At first, the Jenkins Labs employees were the only viewers of this broadcast. Later, the laboratory also built the first transmitter, W3XK, in Washington. Shortwave stations then began transmitting "radio beacons" throughout the eastern states on a regular basis. It happened on July 2, 1928. The government even gave Jenkins $ 10 million to develop television communications. And by the end of 1928, there were already 18 broadcasting stations operating throughout the country.
But in order to expand the audience, a device for storing charge in a television tube was needed, which Jenkins proposed. The bottom line is that a capacitor was connected to each photocell of the photosensitive panel. The light fell on the photocell, the resulting current charged the capacitor during the transmission of the frame. And with the help of a switch, the capacitors were discharged through the RH load, from which the signal was removed. Thus, Charles Jenkins proposed using a discharge current as a video signal. With all this, it was necessary to think over where and how to place hundreds of thousands of small capacitors and create a switch that could discharge all these capacitors - no mechanical device could cope with this task. And the role of the switch was assigned to the electron beam. Over the next five years, engineers from different countries offered their own versions of the transmitting tubes.
Only in 1933 at the convention of the Society of Radio Engineers in Chicago Vladimir Zvorykin stated that his decades-long efforts to create a working television tube were successful.

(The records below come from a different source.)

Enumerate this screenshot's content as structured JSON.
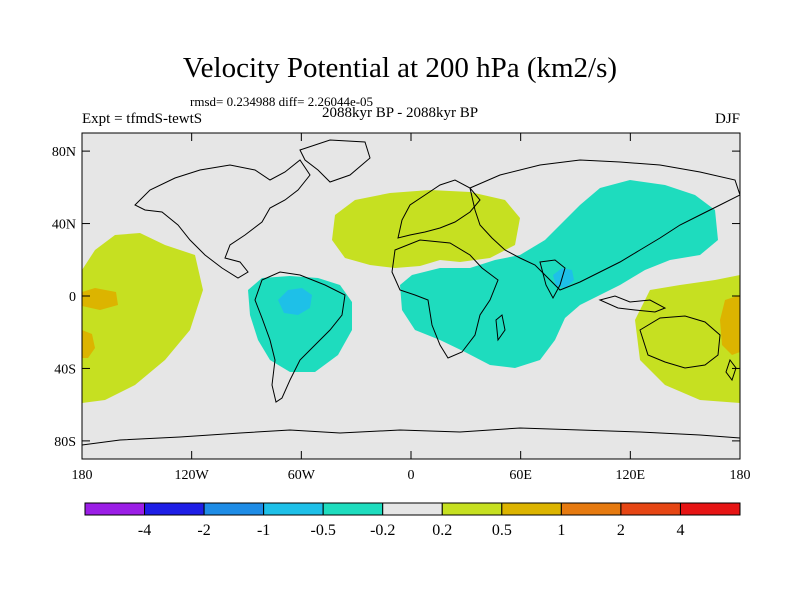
{
  "title": "Velocity Potential at 200 hPa (km2/s)",
  "stats_line": "rmsd= 0.234988 diff= 2.26044e-05",
  "experiment": "Expt = tfmdS-tewtS",
  "period": "2088kyr BP - 2088kyr BP",
  "season": "DJF",
  "colors": {
    "neutral": "#e6e6e6",
    "pos_02": "#c6e021",
    "pos_05": "#dcb400",
    "pos_1": "#e67a10",
    "neg_02": "#1edcbe",
    "neg_05": "#1ec0e8",
    "neg_1": "#1e8ce6"
  },
  "y_axis": {
    "ticks": [
      {
        "value": 80,
        "label": "80N"
      },
      {
        "value": 40,
        "label": "40N"
      },
      {
        "value": 0,
        "label": "0"
      },
      {
        "value": -40,
        "label": "40S"
      },
      {
        "value": -80,
        "label": "80S"
      }
    ]
  },
  "x_axis": {
    "ticks": [
      {
        "value": -180,
        "label": "180"
      },
      {
        "value": -120,
        "label": "120W"
      },
      {
        "value": -60,
        "label": "60W"
      },
      {
        "value": 0,
        "label": "0"
      },
      {
        "value": 60,
        "label": "60E"
      },
      {
        "value": 120,
        "label": "120E"
      },
      {
        "value": 180,
        "label": "180"
      }
    ]
  },
  "colorbar": {
    "colors": [
      "#9b1ee6",
      "#1e1ee6",
      "#1e8ce6",
      "#1ec0e8",
      "#1edcbe",
      "#e6e6e6",
      "#c6e021",
      "#dcb400",
      "#e67a10",
      "#e64614",
      "#e61414"
    ],
    "labels": [
      "-4",
      "-2",
      "-1",
      "-0.5",
      "-0.2",
      "0.2",
      "0.5",
      "1",
      "2",
      "4"
    ]
  }
}
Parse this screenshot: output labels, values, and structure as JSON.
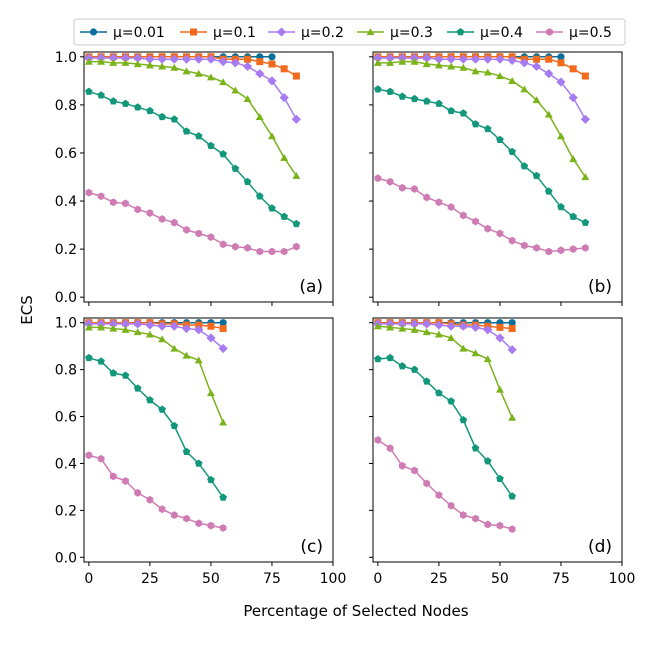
{
  "figure": {
    "ylabel": "ECS",
    "xlabel": "Percentage of Selected Nodes"
  },
  "legend": {
    "placement": "top-center",
    "entries": [
      {
        "name": "μ=0.01",
        "color": "#0a6f9b",
        "marker": "circle"
      },
      {
        "name": "μ=0.1",
        "color": "#f26b1d",
        "marker": "square"
      },
      {
        "name": "μ=0.2",
        "color": "#a77cf2",
        "marker": "diamond"
      },
      {
        "name": "μ=0.3",
        "color": "#7bb31b",
        "marker": "triangle"
      },
      {
        "name": "μ=0.4",
        "color": "#12977a",
        "marker": "pentagon"
      },
      {
        "name": "μ=0.5",
        "color": "#cf7bb4",
        "marker": "hexagon"
      }
    ]
  },
  "chart_data": [
    {
      "type": "line",
      "panel_label": "(a)",
      "xlim": [
        -2,
        100
      ],
      "ylim": [
        -0.02,
        1.02
      ],
      "xticks": [
        0,
        25,
        50,
        75,
        100
      ],
      "xtick_labels": [
        "0",
        "25",
        "50",
        "75",
        "100"
      ],
      "show_xtick_labels": false,
      "yticks": [
        0.0,
        0.2,
        0.4,
        0.6,
        0.8,
        1.0
      ],
      "ytick_labels": [
        "0.0",
        "0.2",
        "0.4",
        "0.6",
        "0.8",
        "1.0"
      ],
      "show_ytick_labels": true,
      "grid": false,
      "series": [
        {
          "name": "μ=0.01",
          "x": [
            0,
            5,
            10,
            15,
            20,
            25,
            30,
            35,
            40,
            45,
            50,
            55,
            60,
            65,
            70,
            75
          ],
          "y": [
            1.0,
            1.0,
            1.0,
            1.0,
            1.0,
            1.0,
            1.0,
            1.0,
            1.0,
            1.0,
            1.0,
            1.0,
            1.0,
            1.0,
            1.0,
            1.0
          ]
        },
        {
          "name": "μ=0.1",
          "x": [
            0,
            5,
            10,
            15,
            20,
            25,
            30,
            35,
            40,
            45,
            50,
            55,
            60,
            65,
            70,
            75,
            80,
            85
          ],
          "y": [
            1.0,
            1.0,
            1.0,
            1.0,
            1.0,
            1.0,
            1.0,
            1.0,
            1.0,
            1.0,
            1.0,
            0.99,
            0.99,
            0.99,
            0.98,
            0.97,
            0.95,
            0.92
          ]
        },
        {
          "name": "μ=0.2",
          "x": [
            0,
            5,
            10,
            15,
            20,
            25,
            30,
            35,
            40,
            45,
            50,
            55,
            60,
            65,
            70,
            75,
            80,
            85
          ],
          "y": [
            0.995,
            0.995,
            0.995,
            0.995,
            0.995,
            0.99,
            0.99,
            0.99,
            0.99,
            0.99,
            0.99,
            0.98,
            0.975,
            0.96,
            0.93,
            0.9,
            0.83,
            0.74
          ]
        },
        {
          "name": "μ=0.3",
          "x": [
            0,
            5,
            10,
            15,
            20,
            25,
            30,
            35,
            40,
            45,
            50,
            55,
            60,
            65,
            70,
            75,
            80,
            85
          ],
          "y": [
            0.98,
            0.98,
            0.975,
            0.975,
            0.97,
            0.965,
            0.96,
            0.955,
            0.94,
            0.93,
            0.915,
            0.895,
            0.86,
            0.825,
            0.75,
            0.67,
            0.58,
            0.505
          ]
        },
        {
          "name": "μ=0.4",
          "x": [
            0,
            5,
            10,
            15,
            20,
            25,
            30,
            35,
            40,
            45,
            50,
            55,
            60,
            65,
            70,
            75,
            80,
            85
          ],
          "y": [
            0.855,
            0.84,
            0.815,
            0.805,
            0.79,
            0.775,
            0.75,
            0.74,
            0.69,
            0.67,
            0.63,
            0.595,
            0.535,
            0.48,
            0.42,
            0.37,
            0.335,
            0.305
          ]
        },
        {
          "name": "μ=0.5",
          "x": [
            0,
            5,
            10,
            15,
            20,
            25,
            30,
            35,
            40,
            45,
            50,
            55,
            60,
            65,
            70,
            75,
            80,
            85
          ],
          "y": [
            0.435,
            0.42,
            0.395,
            0.39,
            0.365,
            0.35,
            0.325,
            0.31,
            0.28,
            0.265,
            0.25,
            0.22,
            0.21,
            0.205,
            0.19,
            0.19,
            0.19,
            0.21
          ]
        }
      ]
    },
    {
      "type": "line",
      "panel_label": "(b)",
      "xlim": [
        -2,
        100
      ],
      "ylim": [
        -0.02,
        1.02
      ],
      "xticks": [
        0,
        25,
        50,
        75,
        100
      ],
      "xtick_labels": [
        "0",
        "25",
        "50",
        "75",
        "100"
      ],
      "show_xtick_labels": false,
      "yticks": [
        0.0,
        0.2,
        0.4,
        0.6,
        0.8,
        1.0
      ],
      "ytick_labels": [
        "0.0",
        "0.2",
        "0.4",
        "0.6",
        "0.8",
        "1.0"
      ],
      "show_ytick_labels": false,
      "grid": false,
      "series": [
        {
          "name": "μ=0.01",
          "x": [
            0,
            5,
            10,
            15,
            20,
            25,
            30,
            35,
            40,
            45,
            50,
            55,
            60,
            65,
            70,
            75
          ],
          "y": [
            1.0,
            1.0,
            1.0,
            1.0,
            1.0,
            1.0,
            1.0,
            1.0,
            1.0,
            1.0,
            1.0,
            1.0,
            1.0,
            1.0,
            1.0,
            1.0
          ]
        },
        {
          "name": "μ=0.1",
          "x": [
            0,
            5,
            10,
            15,
            20,
            25,
            30,
            35,
            40,
            45,
            50,
            55,
            60,
            65,
            70,
            75,
            80,
            85
          ],
          "y": [
            1.0,
            1.0,
            1.0,
            1.0,
            1.0,
            1.0,
            1.0,
            1.0,
            1.0,
            1.0,
            1.0,
            1.0,
            0.99,
            0.99,
            0.99,
            0.975,
            0.95,
            0.92
          ]
        },
        {
          "name": "μ=0.2",
          "x": [
            0,
            5,
            10,
            15,
            20,
            25,
            30,
            35,
            40,
            45,
            50,
            55,
            60,
            65,
            70,
            75,
            80,
            85
          ],
          "y": [
            0.995,
            0.995,
            0.995,
            0.995,
            0.995,
            0.99,
            0.99,
            0.99,
            0.99,
            0.99,
            0.99,
            0.985,
            0.975,
            0.96,
            0.93,
            0.895,
            0.83,
            0.74
          ]
        },
        {
          "name": "μ=0.3",
          "x": [
            0,
            5,
            10,
            15,
            20,
            25,
            30,
            35,
            40,
            45,
            50,
            55,
            60,
            65,
            70,
            75,
            80,
            85
          ],
          "y": [
            0.975,
            0.975,
            0.98,
            0.98,
            0.97,
            0.965,
            0.96,
            0.955,
            0.94,
            0.935,
            0.92,
            0.9,
            0.865,
            0.82,
            0.76,
            0.67,
            0.575,
            0.5
          ]
        },
        {
          "name": "μ=0.4",
          "x": [
            0,
            5,
            10,
            15,
            20,
            25,
            30,
            35,
            40,
            45,
            50,
            55,
            60,
            65,
            70,
            75,
            80,
            85
          ],
          "y": [
            0.865,
            0.855,
            0.835,
            0.825,
            0.815,
            0.805,
            0.775,
            0.765,
            0.72,
            0.7,
            0.655,
            0.605,
            0.545,
            0.505,
            0.44,
            0.375,
            0.335,
            0.31
          ]
        },
        {
          "name": "μ=0.5",
          "x": [
            0,
            5,
            10,
            15,
            20,
            25,
            30,
            35,
            40,
            45,
            50,
            55,
            60,
            65,
            70,
            75,
            80,
            85
          ],
          "y": [
            0.495,
            0.48,
            0.455,
            0.45,
            0.415,
            0.395,
            0.375,
            0.34,
            0.315,
            0.285,
            0.265,
            0.235,
            0.215,
            0.205,
            0.19,
            0.195,
            0.2,
            0.205
          ]
        }
      ]
    },
    {
      "type": "line",
      "panel_label": "(c)",
      "xlim": [
        -2,
        100
      ],
      "ylim": [
        -0.02,
        1.02
      ],
      "xticks": [
        0,
        25,
        50,
        75,
        100
      ],
      "xtick_labels": [
        "0",
        "25",
        "50",
        "75",
        "100"
      ],
      "show_xtick_labels": true,
      "yticks": [
        0.0,
        0.2,
        0.4,
        0.6,
        0.8,
        1.0
      ],
      "ytick_labels": [
        "0.0",
        "0.2",
        "0.4",
        "0.6",
        "0.8",
        "1.0"
      ],
      "show_ytick_labels": true,
      "grid": false,
      "series": [
        {
          "name": "μ=0.01",
          "x": [
            0,
            5,
            10,
            15,
            20,
            25,
            30,
            35,
            40,
            45,
            50,
            55
          ],
          "y": [
            1.0,
            1.0,
            1.0,
            1.0,
            1.0,
            1.0,
            1.0,
            1.0,
            1.0,
            1.0,
            1.0,
            1.0
          ]
        },
        {
          "name": "μ=0.1",
          "x": [
            0,
            5,
            10,
            15,
            20,
            25,
            30,
            35,
            40,
            45,
            50,
            55
          ],
          "y": [
            1.0,
            1.0,
            1.0,
            1.0,
            1.0,
            1.0,
            0.995,
            0.995,
            0.99,
            0.99,
            0.985,
            0.975
          ]
        },
        {
          "name": "μ=0.2",
          "x": [
            0,
            5,
            10,
            15,
            20,
            25,
            30,
            35,
            40,
            45,
            50,
            55
          ],
          "y": [
            0.995,
            0.995,
            0.995,
            0.995,
            0.995,
            0.99,
            0.985,
            0.985,
            0.975,
            0.97,
            0.935,
            0.89
          ]
        },
        {
          "name": "μ=0.3",
          "x": [
            0,
            5,
            10,
            15,
            20,
            25,
            30,
            35,
            40,
            45,
            50,
            55
          ],
          "y": [
            0.98,
            0.98,
            0.975,
            0.97,
            0.96,
            0.95,
            0.93,
            0.89,
            0.86,
            0.84,
            0.7,
            0.575
          ]
        },
        {
          "name": "μ=0.4",
          "x": [
            0,
            5,
            10,
            15,
            20,
            25,
            30,
            35,
            40,
            45,
            50,
            55
          ],
          "y": [
            0.85,
            0.835,
            0.785,
            0.775,
            0.72,
            0.67,
            0.63,
            0.56,
            0.45,
            0.4,
            0.33,
            0.255
          ]
        },
        {
          "name": "μ=0.5",
          "x": [
            0,
            5,
            10,
            15,
            20,
            25,
            30,
            35,
            40,
            45,
            50,
            55
          ],
          "y": [
            0.435,
            0.42,
            0.345,
            0.325,
            0.275,
            0.245,
            0.205,
            0.18,
            0.165,
            0.145,
            0.135,
            0.125
          ]
        }
      ]
    },
    {
      "type": "line",
      "panel_label": "(d)",
      "xlim": [
        -2,
        100
      ],
      "ylim": [
        -0.02,
        1.02
      ],
      "xticks": [
        0,
        25,
        50,
        75,
        100
      ],
      "xtick_labels": [
        "0",
        "25",
        "50",
        "75",
        "100"
      ],
      "show_xtick_labels": true,
      "yticks": [
        0.0,
        0.2,
        0.4,
        0.6,
        0.8,
        1.0
      ],
      "ytick_labels": [
        "0.0",
        "0.2",
        "0.4",
        "0.6",
        "0.8",
        "1.0"
      ],
      "show_ytick_labels": false,
      "grid": false,
      "series": [
        {
          "name": "μ=0.01",
          "x": [
            0,
            5,
            10,
            15,
            20,
            25,
            30,
            35,
            40,
            45,
            50,
            55
          ],
          "y": [
            1.0,
            1.0,
            1.0,
            1.0,
            1.0,
            1.0,
            1.0,
            1.0,
            1.0,
            1.0,
            1.0,
            1.0
          ]
        },
        {
          "name": "μ=0.1",
          "x": [
            0,
            5,
            10,
            15,
            20,
            25,
            30,
            35,
            40,
            45,
            50,
            55
          ],
          "y": [
            1.0,
            1.0,
            1.0,
            1.0,
            1.0,
            1.0,
            0.995,
            0.99,
            0.99,
            0.985,
            0.98,
            0.975
          ]
        },
        {
          "name": "μ=0.2",
          "x": [
            0,
            5,
            10,
            15,
            20,
            25,
            30,
            35,
            40,
            45,
            50,
            55
          ],
          "y": [
            0.995,
            0.995,
            0.995,
            0.995,
            0.995,
            0.99,
            0.985,
            0.985,
            0.98,
            0.97,
            0.935,
            0.885
          ]
        },
        {
          "name": "μ=0.3",
          "x": [
            0,
            5,
            10,
            15,
            20,
            25,
            30,
            35,
            40,
            45,
            50,
            55
          ],
          "y": [
            0.985,
            0.98,
            0.975,
            0.97,
            0.96,
            0.95,
            0.935,
            0.89,
            0.87,
            0.845,
            0.715,
            0.595
          ]
        },
        {
          "name": "μ=0.4",
          "x": [
            0,
            5,
            10,
            15,
            20,
            25,
            30,
            35,
            40,
            45,
            50,
            55
          ],
          "y": [
            0.845,
            0.85,
            0.815,
            0.8,
            0.75,
            0.7,
            0.665,
            0.585,
            0.465,
            0.41,
            0.335,
            0.26
          ]
        },
        {
          "name": "μ=0.5",
          "x": [
            0,
            5,
            10,
            15,
            20,
            25,
            30,
            35,
            40,
            45,
            50,
            55
          ],
          "y": [
            0.5,
            0.465,
            0.39,
            0.37,
            0.315,
            0.265,
            0.22,
            0.18,
            0.165,
            0.14,
            0.135,
            0.12
          ]
        }
      ]
    }
  ]
}
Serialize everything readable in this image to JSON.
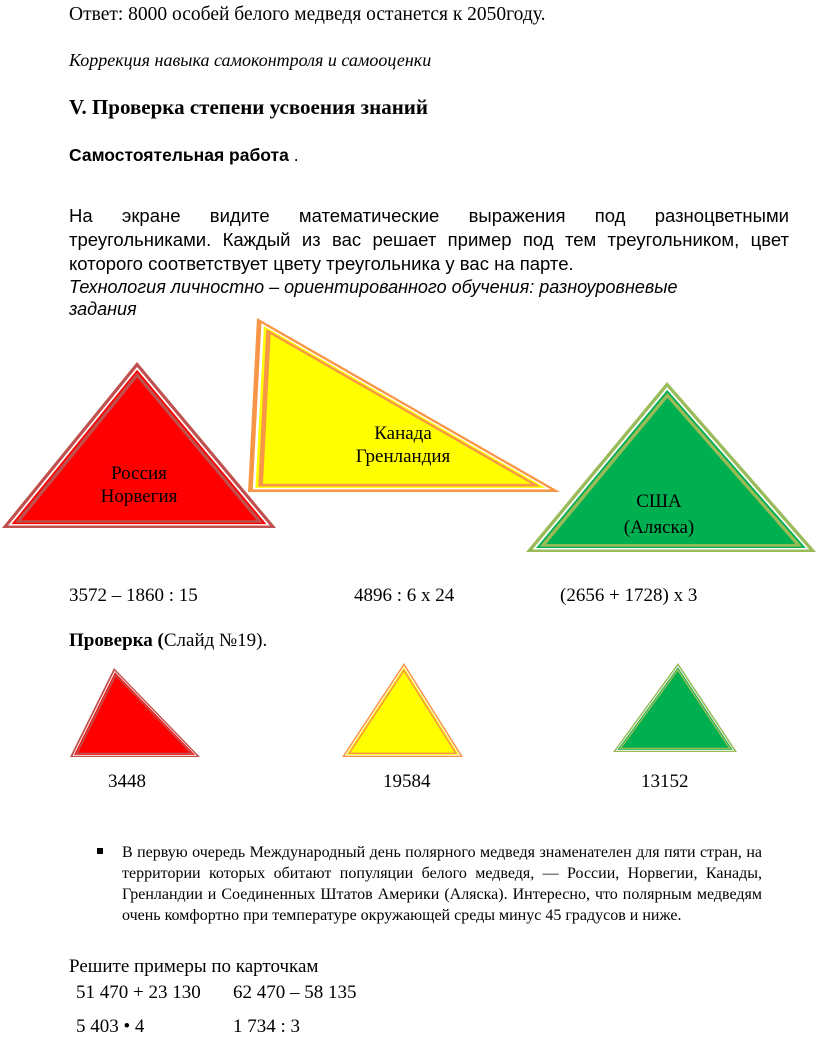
{
  "answer": "Ответ: 8000 особей белого медведя останется к 2050году.",
  "correction": "Коррекция навыка самоконтроля и самооценки",
  "section_title": "V. Проверка степени усвоения знаний",
  "independent_work": "Самостоятельная работа",
  "independent_work_dot": " .",
  "task_paragraph": "На экране видите математические выражения под разноцветными треугольниками. Каждый из вас решает пример под тем треугольником, цвет которого соответствует цвету треугольника у вас на парте.",
  "technology": "Технология личностно – ориентированного обучения: разноуровневые задания",
  "triangles": [
    {
      "line1": "Россия",
      "line2": "Норвегия",
      "outer": "#c0504d",
      "inner": "#c0504d",
      "fill": "#ff0000",
      "thin": "#ff0000"
    },
    {
      "line1": "Канада",
      "line2": "Гренландия",
      "outer": "#f79646",
      "inner": "#f79646",
      "fill": "#ffff00",
      "thin": "#ffff00"
    },
    {
      "line1": "США",
      "line2": "(Аляска)",
      "outer": "#9bbb59",
      "inner": "#9bbb59",
      "fill": "#00b050",
      "thin": "#00b050"
    }
  ],
  "expressions": [
    "3572 – 1860 : 15",
    "4896 : 6 х 24",
    "(2656 + 1728) х 3"
  ],
  "check_bold": "Проверка (",
  "check_rest": "Слайд №19).",
  "answers": [
    "3448",
    "19584",
    "13152"
  ],
  "bullet_text": "В первую очередь Международный день полярного медведя знаменателен для пяти стран, на территории которых обитают популяции белого медведя, — России, Норвегии, Канады, Гренландии и Соединенных Штатов Америки (Аляска). Интересно, что полярным медведям очень комфортно при температуре окружающей среды минус 45 градусов и ниже.",
  "cards_title": "Решите примеры по карточкам",
  "cards": [
    "51 470 + 23 130",
    "62 470 – 58 135",
    "5 403 • 4",
    "1 734 : 3"
  ]
}
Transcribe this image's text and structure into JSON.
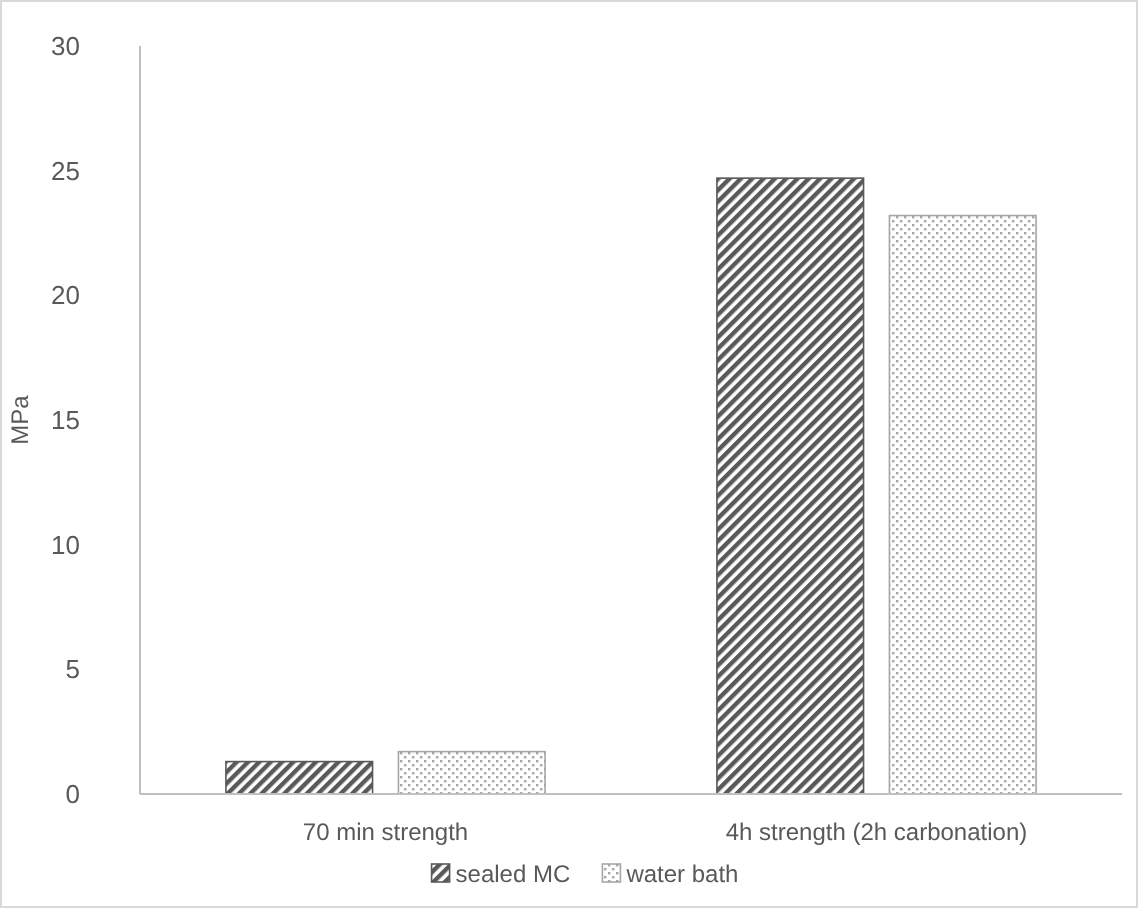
{
  "chart_data": {
    "type": "bar",
    "ylabel": "MPa",
    "categories": [
      "70 min strength",
      "4h strength (2h carbonation)"
    ],
    "series": [
      {
        "name": "sealed MC",
        "color": "#595959",
        "values": [
          1.3,
          24.7
        ]
      },
      {
        "name": "water bath",
        "color": "#a6a6a6",
        "values": [
          1.7,
          23.2
        ]
      }
    ],
    "ylim": [
      0,
      30
    ],
    "yticks": [
      0,
      5,
      10,
      15,
      20,
      25,
      30
    ],
    "grid": false,
    "legend": "bottom"
  }
}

Zvorykin with the help of a chemist Iziga found a simple method for making a mosaic photosensitive target with storage capacitors: a thin layer of silver was applied to one side of a 10 x 10 cm mica plate. The plate was placed in an oven; after heating, a thin silver layer acquired the ability to curl up into granules. Cesium was deposited on the silver layer; on the other side, the plate was covered with a metal layer. As a result, each of the million miniature solar cells also served as a miniature capacitor. And Vladimir Zvorykin called this pipe an "iconoscope".
Thirteen years after Charles Jenkins received his first television license, the first commercial television broadcasting license was issued in 1941.